Suya Sabuna Dokunarak Yazı Yazmak Bazılarını Rahatsız
Ediyor
Veysi ERKEN
Aziz dostlar
Bir yerde cenabı Allah’ın rızasını
kazanmaktan başka gaye ile bulunmadıysanız yaptığınız açıklamalardan ve
yazdığınız yazılardan rahatsız olan eski tanıdık çok olur.
Çünkü onlardan ilkeler ve ülküler
bazında farklılaşmışsınız.
Hele hele bu işi parayla değil, sırf
cenabı Allah’ın bahşettiği bilginin sadakası diye yapıyorsanız tamamen
ayrışıyorsunuz.
Cenabı Allah’ın lütuf ve keremiyle
bir hareketin en üst yönetimlerinde yıllarca bulundum.
En son merhum Muhsin Yazıcıoğlu
döneminde ilgili partinin MKYK üyeliği ve YİK Başkanlığı görevlerinde bulundum.

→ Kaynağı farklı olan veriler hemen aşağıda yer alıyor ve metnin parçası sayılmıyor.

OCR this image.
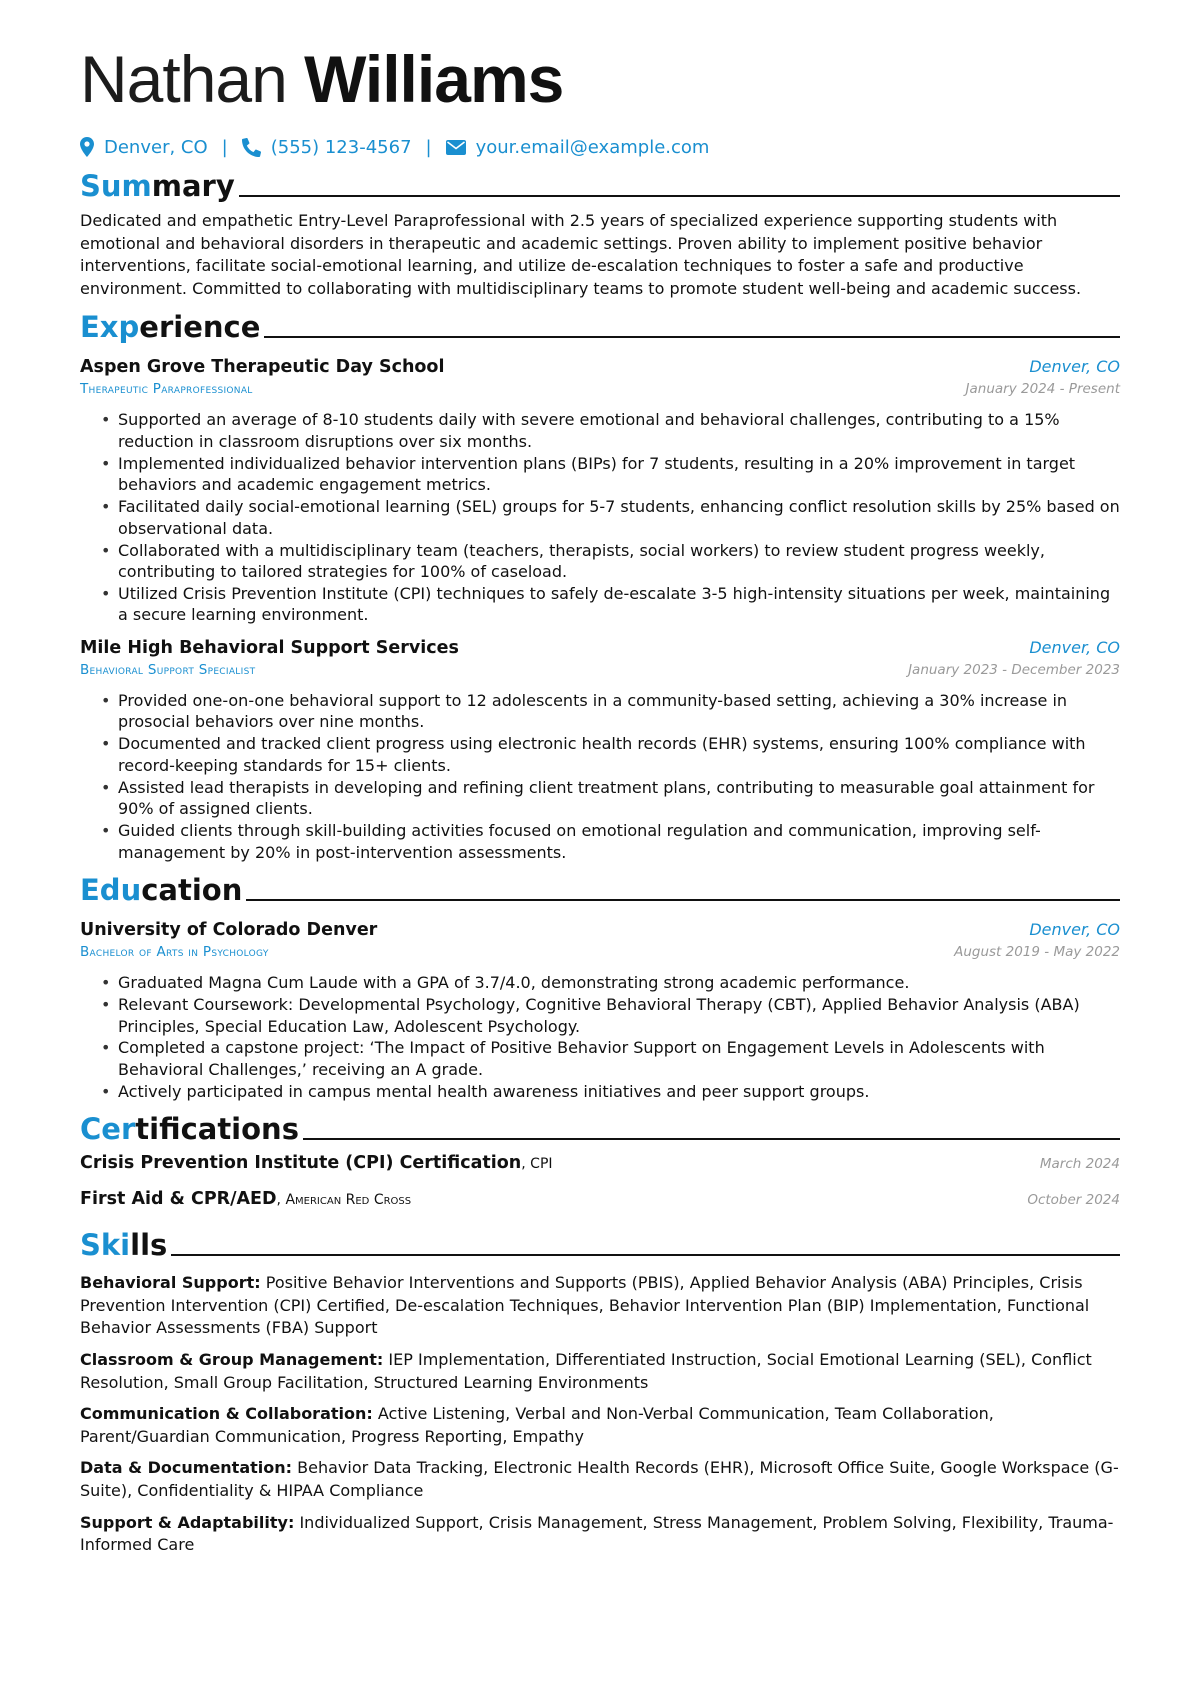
Nathan Williams
Denver, CO | (555) 123-4567 | your.email@example.com
Summary

Dedicated and empathetic Entry-Level Paraprofessional with 2.5 years of specialized experience supporting students with emotional and behavioral disorders in therapeutic and academic settings. Proven ability to implement positive behavior interventions, facilitate social-emotional learning, and utilize de-escalation techniques to foster a safe and productive environment. Committed to collaborating with multidisciplinary teams to promote student well-being and academic success.

Experience
Aspen Grove Therapeutic Day School	Denver, CO
Therapeutic Paraprofessional	January 2024 - Present
• Supported an average of 8-10 students daily with severe emotional and behavioral challenges, contributing to a 15% reduction in classroom disruptions over six months.
• Implemented individualized behavior intervention plans (BIPs) for 7 students, resulting in a 20% improvement in target behaviors and academic engagement metrics.
• Facilitated daily social-emotional learning (SEL) groups for 5-7 students, enhancing conflict resolution skills by 25% based on observational data.
• Collaborated with a multidisciplinary team (teachers, therapists, social workers) to review student progress weekly, contributing to tailored strategies for 100% of caseload.
• Utilized Crisis Prevention Institute (CPI) techniques to safely de-escalate 3-5 high-intensity situations per week, maintaining a secure learning environment.
Mile High Behavioral Support Services	Denver, CO
Behavioral Support Specialist	January 2023 - December 2023
• Provided one-on-one behavioral support to 12 adolescents in a community-based setting, achieving a 30% increase in prosocial behaviors over nine months.
• Documented and tracked client progress using electronic health records (EHR) systems, ensuring 100% compliance with record-keeping standards for 15+ clients.
• Assisted lead therapists in developing and refining client treatment plans, contributing to measurable goal attainment for 90% of assigned clients.
• Guided clients through skill-building activities focused on emotional regulation and communication, improving self-management by 20% in post-intervention assessments.
Education
University of Colorado Denver	Denver, CO
Bachelor of Arts in Psychology	August 2019 - May 2022
• Graduated Magna Cum Laude with a GPA of 3.7/4.0, demonstrating strong academic performance.
• Relevant Coursework: Developmental Psychology, Cognitive Behavioral Therapy (CBT), Applied Behavior Analysis (ABA) Principles, Special Education Law, Adolescent Psychology.
• Completed a capstone project: ‘The Impact of Positive Behavior Support on Engagement Levels in Adolescents with Behavioral Challenges,’ receiving an A grade.
• Actively participated in campus mental health awareness initiatives and peer support groups.
Certifications
Crisis Prevention Institute (CPI) Certification, CPI	March 2024
First Aid & CPR/AED, American Red Cross	October 2024
Skills

Behavioral Support: Positive Behavior Interventions and Supports (PBIS), Applied Behavior Analysis (ABA) Principles, Crisis Prevention Intervention (CPI) Certified, De-escalation Techniques, Behavior Intervention Plan (BIP) Implementation, Functional Behavior Assessments (FBA) Support

Classroom & Group Management: IEP Implementation, Differentiated Instruction, Social Emotional Learning (SEL), Conflict Resolution, Small Group Facilitation, Structured Learning Environments

Communication & Collaboration: Active Listening, Verbal and Non-Verbal Communication, Team Collaboration, Parent/Guardian Communication, Progress Reporting, Empathy

Data & Documentation: Behavior Data Tracking, Electronic Health Records (EHR), Microsoft Office Suite, Google Workspace (G-Suite), Confidentiality & HIPAA Compliance

Support & Adaptability: Individualized Support, Crisis Management, Stress Management, Problem Solving, Flexibility, Trauma-Informed Care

Ülkücü hareketin içinde dün beraber
olduklarımızın bir kısmı savruldu.
İlke ve ülkülerini kaybetti.
“Zalime
yavuz, mazluma yunus” anlayışlarını kaybettiler.
Bir kısmının yolu; yalanı,
hırsızlığı, ajanlığı ve satılmışlığı meslek edinen haşhaşi anlayışının
günümüzün varyantı ile kesişti.
Yazdığım yazılardan veya paylaştığım
haberlerden rahatsız oluyor eski dostlar.
Bilerek ve isteyerek yazılarımı veya
paylaşımlarımı çarpıtıyorlar.
Bu savruk arkadaşlar gerçekten “kamet ve istikamet”lerini
kaybetmişler.
Mankurt diyeceğim yine alınacaklar.
O kadar savruldular ki, adeta
kalpleri, gözleri, kulakları ve gönülleri mühürlenmiş. Ülkemize yapılan ve yapılmaya
devam edilen saldırıları kutsayacak kadar yolunu şaşırmışlar var.
Hele hele haşhaşi yöntemleri ile
saldıranlar Maduro üzerinden Siyonist haçlı zihniyetinin uşaklığına teşne
olmaya başladı.
Bütün bunlar seçimle ilgili
yazılarımdan kaynaklanıyor.
Özellikle geçmişte beraber
olduklarımıza sesleniyorum.
Hani “ekmek, tuz hakkı” diye bir şeyden bahsediliyor. İslam kardeşlik
hukukunndan bahsediyor. Kardeşlik hukukunu zedelemeyin.
Seçimler biter birbirimizin yüzüne
yine bakabilmemiz lazım.
Lütfen okuduklarınızı çarpıtmayın.
Böyle devam ederseniz.
İsimlerinizle birlikte yazdıklarımı
paylaşırım.
Ben diyorum ki, MHP ve AK Parti ülkemizin
içinde bulunduğunu var saydıkları bir delille bir araya geldiler.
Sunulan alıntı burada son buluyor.